Des efforts ont été consentis pour répondre à l'urgence ; dont acte. Mais il faut aussi de sortir des sentiers battus et rebattus depuis trop longtemps : ce sont ceux d'une politique économique libérale qui offre des milliards aux entreprises, même à celles qui licencient, même à celles qui distribuent des dividendes. Ce sont les sentiers d'une politique de relance par une offre brouillonne et aveugle ; les sentiers qui fixent pour horizon des contraintes budgétaires d'un autre âge, à l'aune d'une reprise incertaine ; les sentiers qui agitent la dette, pourtant illusoire en raison des taux négatifs, pour justifier la réforme des retraites et autres futurs rabots.

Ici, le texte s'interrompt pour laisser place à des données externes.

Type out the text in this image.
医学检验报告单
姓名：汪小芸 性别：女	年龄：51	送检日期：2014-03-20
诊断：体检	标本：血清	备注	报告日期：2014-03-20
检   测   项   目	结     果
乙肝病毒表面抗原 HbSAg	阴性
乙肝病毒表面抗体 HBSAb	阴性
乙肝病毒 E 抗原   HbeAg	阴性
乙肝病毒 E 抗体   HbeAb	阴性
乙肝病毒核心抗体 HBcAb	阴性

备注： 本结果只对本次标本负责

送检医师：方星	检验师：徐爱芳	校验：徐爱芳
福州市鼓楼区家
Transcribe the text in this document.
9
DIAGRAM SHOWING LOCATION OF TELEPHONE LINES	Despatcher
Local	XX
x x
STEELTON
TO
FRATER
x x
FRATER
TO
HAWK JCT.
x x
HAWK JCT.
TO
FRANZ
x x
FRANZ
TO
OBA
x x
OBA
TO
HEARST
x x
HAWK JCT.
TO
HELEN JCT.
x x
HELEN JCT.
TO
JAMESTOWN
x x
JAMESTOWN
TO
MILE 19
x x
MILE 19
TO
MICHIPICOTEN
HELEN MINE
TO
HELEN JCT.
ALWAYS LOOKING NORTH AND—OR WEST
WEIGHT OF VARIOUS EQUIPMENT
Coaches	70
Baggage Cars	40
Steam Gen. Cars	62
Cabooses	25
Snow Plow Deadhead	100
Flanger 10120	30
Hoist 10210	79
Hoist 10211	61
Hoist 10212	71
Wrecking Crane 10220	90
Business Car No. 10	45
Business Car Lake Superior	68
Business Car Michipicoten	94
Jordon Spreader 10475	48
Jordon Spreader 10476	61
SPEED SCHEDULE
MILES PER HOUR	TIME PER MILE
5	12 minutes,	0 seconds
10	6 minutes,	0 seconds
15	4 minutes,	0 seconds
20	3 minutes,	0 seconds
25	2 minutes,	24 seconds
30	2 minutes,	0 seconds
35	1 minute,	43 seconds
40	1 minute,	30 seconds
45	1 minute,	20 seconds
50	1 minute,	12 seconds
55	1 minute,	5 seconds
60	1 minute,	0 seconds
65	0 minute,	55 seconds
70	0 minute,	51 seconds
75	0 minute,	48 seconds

J'en veux pour preuve les discussions au Sénat : malgré une majorité dont on ne peut pas dire qu'elle se compose de bolcheviques patentés, nos collègues sénateurs ont néanmoins su voter des mesures transpartisanes, frappées au coin du bon sens et pour plus de justice sociale et fiscale.

L'article 4 sexies, supprimé par la commission, introduisait enfin une véritable taxe sur les GAFA grâce à la notion d'établissement stable, à rebours de l'ersatz de taxe proposée par le Gouvernement qui ne prend en considération que le chiffre d'affaires issu de la fourniture de certains services. Tandis que l'évitement fiscal représente pour les GAFA une somme colossale de plusieurs milliards, votre taxe au rabais ne devrait pas rapporter plus de 400 millions d'euros. Si l'on veut éviter l'effritement des recettes, en plus de celui du consentement de tous à l'impôt, il faut, il aurait fallu, il faudra maintenir ce nouvel article introduit par le Sénat.

De même, une majorité de sénateurs se sont accordés pour voter deux taxes exceptionnelles frappant prioritairement les profiteurs de crise : le commerce en ligne et les assurances. Malheureusement, pour certaines entreprises ou secteurs d'activité, on ne fera guère mentir le dicton : eau trouble, bonne pêche. C'est le cas en particulier pour les entreprises du commerce en ligne, qui, avec le confinement, profitent éhontément d'une distorsion brutale de la pseudo-concurrence libre et non faussée, complètement inopérante en la période. L'instauration d'une taxe sur le chiffre d'affaires de ces entreprises, à hauteur de 2 %, constituerait un premier pas, certes insuffisant au regard des bénéfices supplémentaires réels, mais un premier pas tout de même, qui aurait le mérite de réunir une large approbation sur les divers bancs de cet hémicycle.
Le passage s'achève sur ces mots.